أنا مسلمة والحمد لله وأعمل كل ما يرضي الله وملتزمة بالحجاب الشرعي ولكن والدتي سامحها الله لا تريد مني أن ألتزم بالحجاب وتأمرني أن أشاهد السينما والفيديو .. إلخ ، وتقول لي : إذا لم تتمتعي وتنشرحي تكونين عجوزاً ويبيض شعرك ؟.



الحمد لله
الواجب عليك أن ترفقي بالوالدة وأن تحسني إليها وأن تخاطبينها بالتي هي أحسن ؛ لأن الوالدة حقها عظيم ، ولكن ليس لك طاعتها في غير المعروف ؛ لقول النبي صلى الله عليه وسلم : ( إنما الطاعة في المعروف ) ، وقوله عليه الصلاة والسلام ( لا طاعة لمخلوق في معصية الخالق ) وهكذا الأب والزوج وغيرهما لا يطاعون في معاصي الله للحديث المذكور ، ولكن ينبغي للزوجة والولد ونحوهما أن يستعملوا الرفق والأسلوب الحسن في حل المشاكل وذلك ببيان الأدلة الشرعية ووجوب طاعة الله ورسوله والحذر من معصية الله ورسوله مع الثبات على الحق وعدم طاعة من أمر بمخالفته من زوج أو أب أو أم أو غيرهم .

ولا مانع من مشاهدة ما لا منكر فيه من التلفاز والفيديو وسماع الندوات العلمية والدروس المفيدة والحذر من مشاهدة ما يعرض فيهما من المنكر ، كما لا يجوز مشاهدة السينما لما فيها من أنواع الباطل . انتهى .

ولا ينصح بوضع التلفيزيون في البيت أبداً لكثرة ما فيه من الباطل والحرام وقول والدتك لك إذا لم تتمتعي تكونين عجوزاً ويبيض شعرك كلام ساقط وهراء وتشبه بالتخاريف التي يخرف بها الأطفال فلا تلتفتي إلى هذا الكلام والمتعة إذا كانت مباحة كالذهاب إلى الأنهار ورؤية الأشجار والصيد المباح لا بأس بها ، أما المتعة المحرمة فيجب تركها مهما كانت .


كتاب مجموع فتاوى ومقالات متنوعة لسماحة الشيخ العلامة عبد العزيز بن عبد الله بن باز رحمه الله . م/9 ص/314.



Je suis une musulmane, Allah soit loué. Je fais ce qui plaît à Allah et je porte le voile.

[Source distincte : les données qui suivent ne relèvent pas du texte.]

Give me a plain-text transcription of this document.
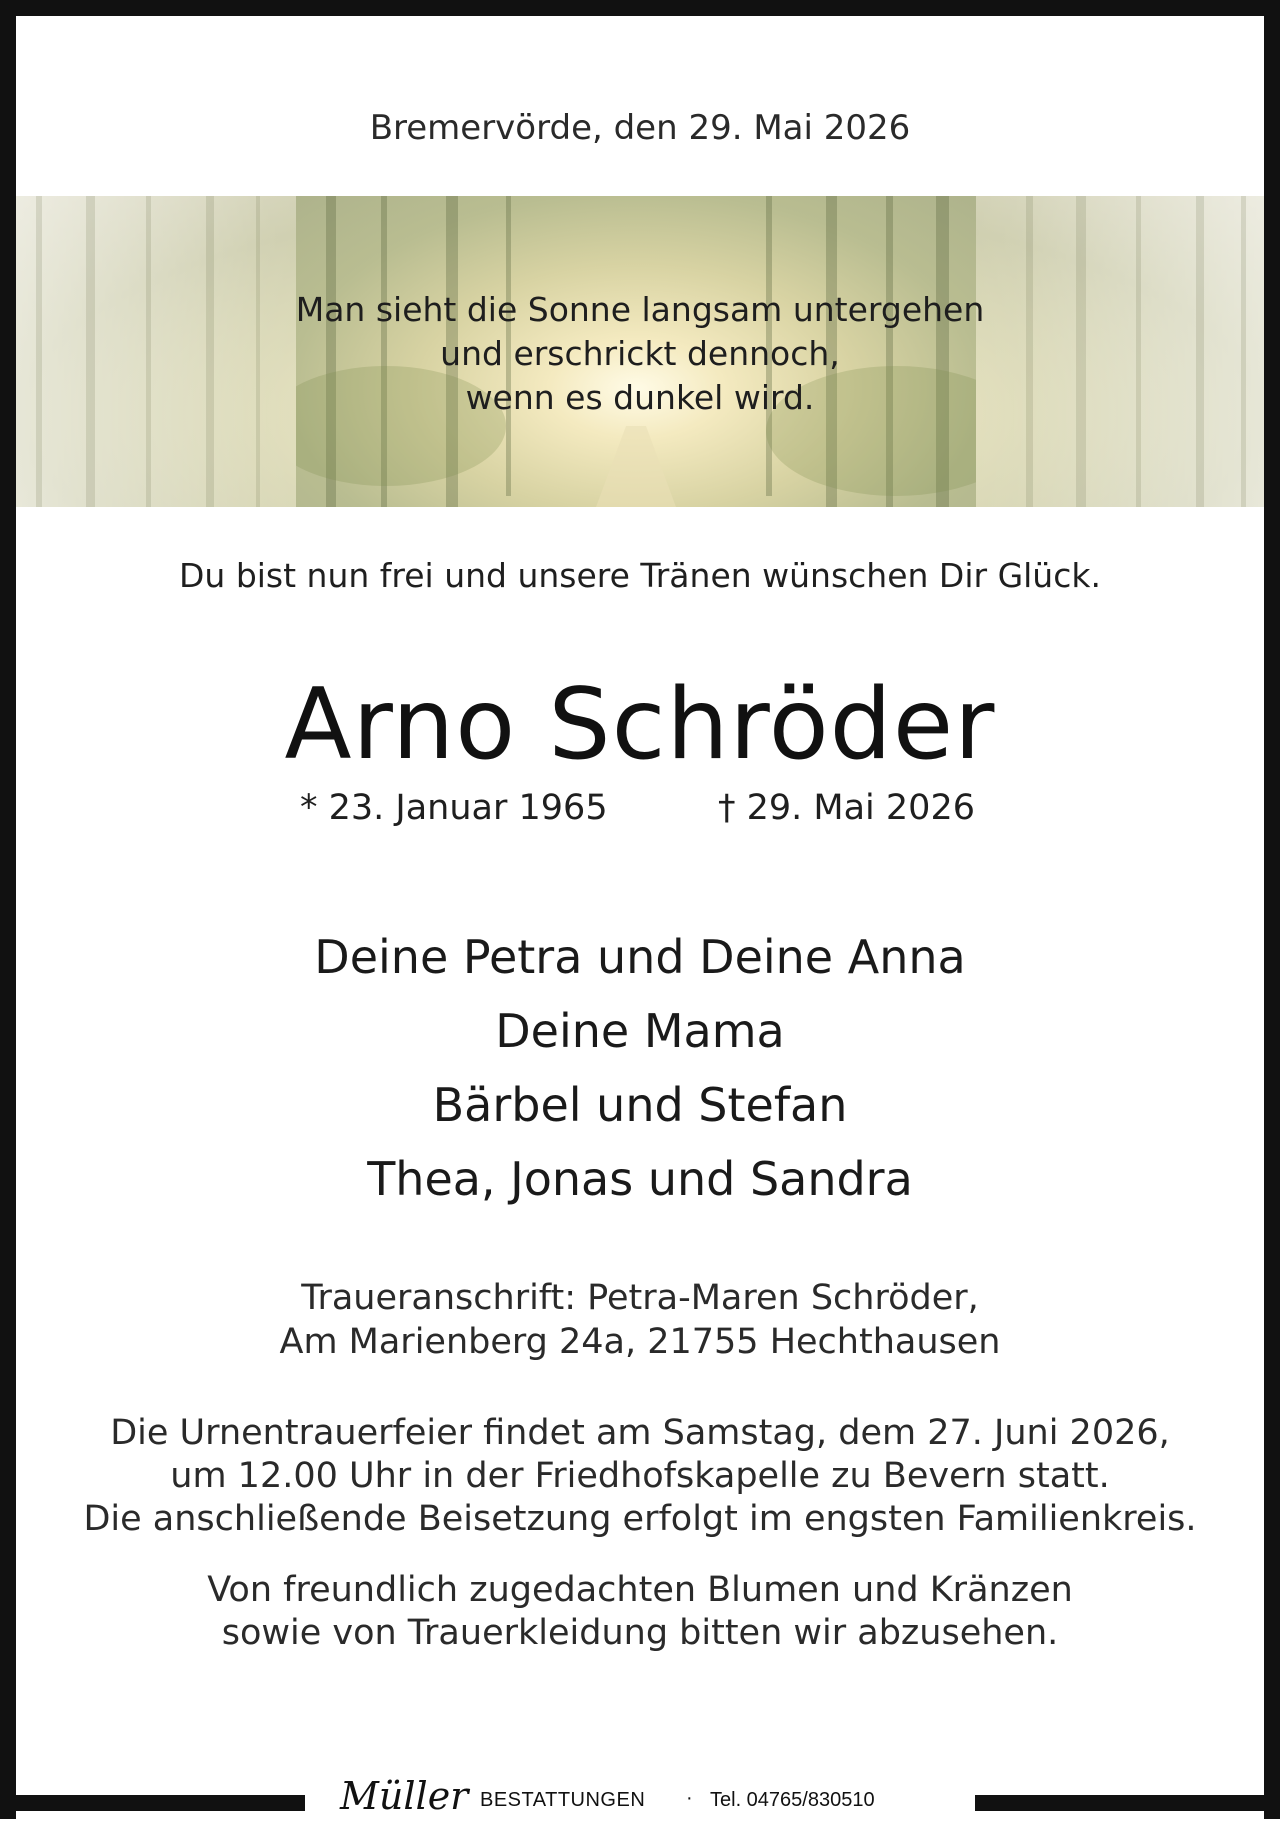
Bremervörde, den 29. Mai 2026
Man sieht die Sonne langsam untergehen
und erschrickt dennoch,
wenn es dunkel wird.
Du bist nun frei und unsere Tränen wünschen Dir Glück.
Arno Schröder
* 23. Januar 1965	† 29. Mai 2026
Deine Petra und Deine Anna
Deine Mama
Bärbel und Stefan
Thea, Jonas und Sandra
Traueranschrift: Petra-Maren Schröder,
Am Marienberg 24a, 21755 Hechthausen
Die Urnentrauerfeier findet am Samstag, dem 27. Juni 2026,
um 12.00 Uhr in der Friedhofskapelle zu Bevern statt.
Die anschließende Beisetzung erfolgt im engsten Familienkreis.
Von freundlich zugedachten Blumen und Kränzen
sowie von Trauerkleidung bitten wir abzusehen.
Müller BESTATTUNGEN · Tel. 04765/830510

Mais, ma mère - Puisse Allah lui pardonner - ne veut pas que je maintienne le voile et me demande d’aller au cinéma et de regarder des vidéocassettes, etc. Elle me dit : « Si tu ne t’amuses pas et ne te divertis pas, tu vieilliras (vite) et auras des cheveux blancs.



Ton devoir consiste à traiter ta mère avec douceur, à lui faire du bien et à lui parler de la meilleure manière. En effet, le droit de la mère est très important. Mais tu ne dois pas lui obéir en dehors de ce qui est religieusement acceptable, compte tenu des propos du Prophète : « L’obéissance se limite à ce qui est religieusement acceptable » et ses propos : « Pas d’obéissance pour une créature dans la désobéissance au Créateur ».

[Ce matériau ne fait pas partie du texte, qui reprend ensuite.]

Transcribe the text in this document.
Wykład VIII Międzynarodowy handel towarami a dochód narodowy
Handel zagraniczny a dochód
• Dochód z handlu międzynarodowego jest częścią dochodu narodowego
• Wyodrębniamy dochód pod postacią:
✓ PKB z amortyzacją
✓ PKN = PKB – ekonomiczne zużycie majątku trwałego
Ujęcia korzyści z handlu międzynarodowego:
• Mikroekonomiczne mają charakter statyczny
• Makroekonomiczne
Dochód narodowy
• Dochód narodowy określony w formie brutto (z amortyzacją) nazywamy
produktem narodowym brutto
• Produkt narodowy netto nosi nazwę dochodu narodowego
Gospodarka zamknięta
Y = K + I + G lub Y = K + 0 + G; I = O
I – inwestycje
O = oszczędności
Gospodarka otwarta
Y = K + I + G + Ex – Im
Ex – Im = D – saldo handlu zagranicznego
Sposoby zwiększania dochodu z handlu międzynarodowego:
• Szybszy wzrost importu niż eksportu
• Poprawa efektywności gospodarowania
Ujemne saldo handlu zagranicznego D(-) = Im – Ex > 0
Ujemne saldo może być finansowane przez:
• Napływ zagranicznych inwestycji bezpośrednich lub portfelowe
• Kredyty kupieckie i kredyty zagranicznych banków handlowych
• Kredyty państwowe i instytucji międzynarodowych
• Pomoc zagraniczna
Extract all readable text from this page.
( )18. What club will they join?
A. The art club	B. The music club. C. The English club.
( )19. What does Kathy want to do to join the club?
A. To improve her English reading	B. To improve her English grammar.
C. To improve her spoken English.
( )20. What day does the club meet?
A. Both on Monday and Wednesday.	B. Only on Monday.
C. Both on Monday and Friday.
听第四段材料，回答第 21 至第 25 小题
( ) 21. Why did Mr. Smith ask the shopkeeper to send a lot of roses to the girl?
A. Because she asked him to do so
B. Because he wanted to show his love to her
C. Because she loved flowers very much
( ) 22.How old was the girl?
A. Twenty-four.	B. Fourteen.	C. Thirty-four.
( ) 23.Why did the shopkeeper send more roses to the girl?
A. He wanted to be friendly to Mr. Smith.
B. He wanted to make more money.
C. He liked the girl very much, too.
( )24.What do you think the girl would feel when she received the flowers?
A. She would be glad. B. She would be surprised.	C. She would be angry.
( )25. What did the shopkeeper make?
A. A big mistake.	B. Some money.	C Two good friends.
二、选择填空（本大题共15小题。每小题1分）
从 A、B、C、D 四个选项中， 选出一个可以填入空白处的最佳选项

Ceci s’applique au père, au mari et aux autres.

On leur obéit pas dans ce qui constitue une désobéissance envers Allah en vertu du hadith précité. Cependant l’épouse et l’enfant et des personnes semblables doivent agir avec douceur et employer un beau style pour la résolution des problèmes.

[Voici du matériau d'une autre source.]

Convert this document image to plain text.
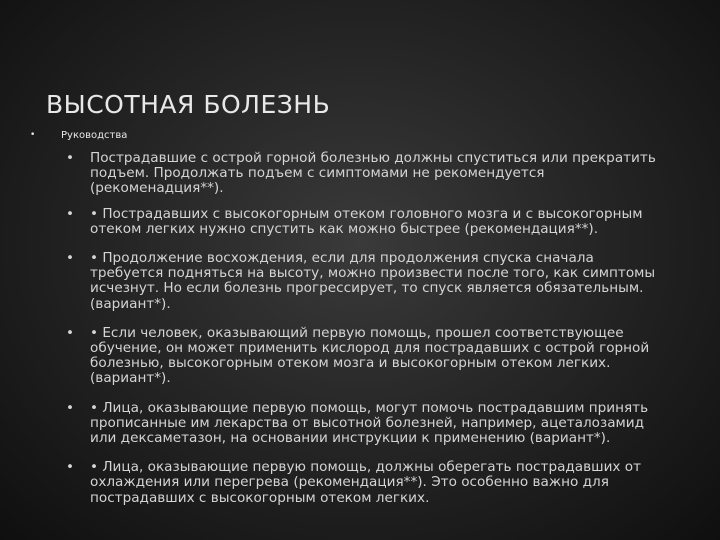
ВЫСОТНАЯ БОЛЕЗНЬ
•	Руководства
• Пострадавшие с острой горной болезнью должны спуститься или прекратить подъем. Продолжать подъем с симптомами не рекомендуется (рекоменадция**).
• • Пострадавших с высокогорным отеком головного мозга и с высокогорным отеком легких нужно спустить как можно быстрее (рекомендация**).
• • Продолжение восхождения, если для продолжения спуска сначала требуется подняться на высоту, можно произвести после того, как симптомы исчезнут. Но если болезнь прогрессирует, то спуск является обязательным. (вариант*).
• • Если человек, оказывающий первую помощь, прошел соответствующее обучение, он может применить кислород для пострадавших с острой горной болезнью, высокогорным отеком мозга и высокогорным отеком легких. (вариант*).
• • Лица, оказывающие первую помощь, могут помочь пострадавшим принять прописанные им лекарства от высотной болезней, например, ацеталозамид или дексаметазон, на основании инструкции к применению (вариант*).
• • Лица, оказывающие первую помощь, должны оберегать пострадавших от охлаждения или перегрева (рекомендация**). Это особенно важно для пострадавших с высокогорным отеком легких.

Cela implique l’explication des arguments religieux notamment la nécessité d’obéir à Allah et à Son Messager et d’éviter leur désobéissance et de persévérer dans la vérité et de s’abstenir d’obéir à celui qui donne un ordre contraire (à leur volonté), qu’il s’agisse d’un mari ou d’un père ou d’une mère ou d’un autre.

Cela dit, il n’y a aucun mal à regarder ce qui est débarrassé d’éléments contestables, qu’il s’agisse de la télévision ou de la vidéo. Il en est de même des colloques scientifiques et des leçons utiles.

Mais il faut se méfier des éléments contestables qui y trouvent leur chemin. Il en est de même du cinéma à cause de son mauvais contenu...

Il est par ailleurs déconseillé d’introduire la télévision dans le foyer en raison de l’abondance du nocif et de l’illicite dans les éléments qu’elle diffuse.

Quant aux propos de ta mère selon lesquels « si tu ne t’amuses pas, tu vas vieillir et avoir des cheveux blancs », ils ne sont que du bavardage insensé semblable aux balivernes enfantins. N’en tiens aucun compte.

Les divertissements licites qui consistent à se promener aux bords des rivières et à contempler les arbres et se livrer à la chasse licite ne fait l’objet d’aucun inconvénient. Quant aux réjouissances illicites, il faut les abandonner, quelle qu’en soit la forme.

 


 


Extrait du livre intitulé « collection des avis et articles divers de son éminence l’érudit Cheikh Abd Al-Aziz ibn Abd Allah ibn Baz (Puisse Allah lui accorder Sa miséricorde), vol. 9 p. 314.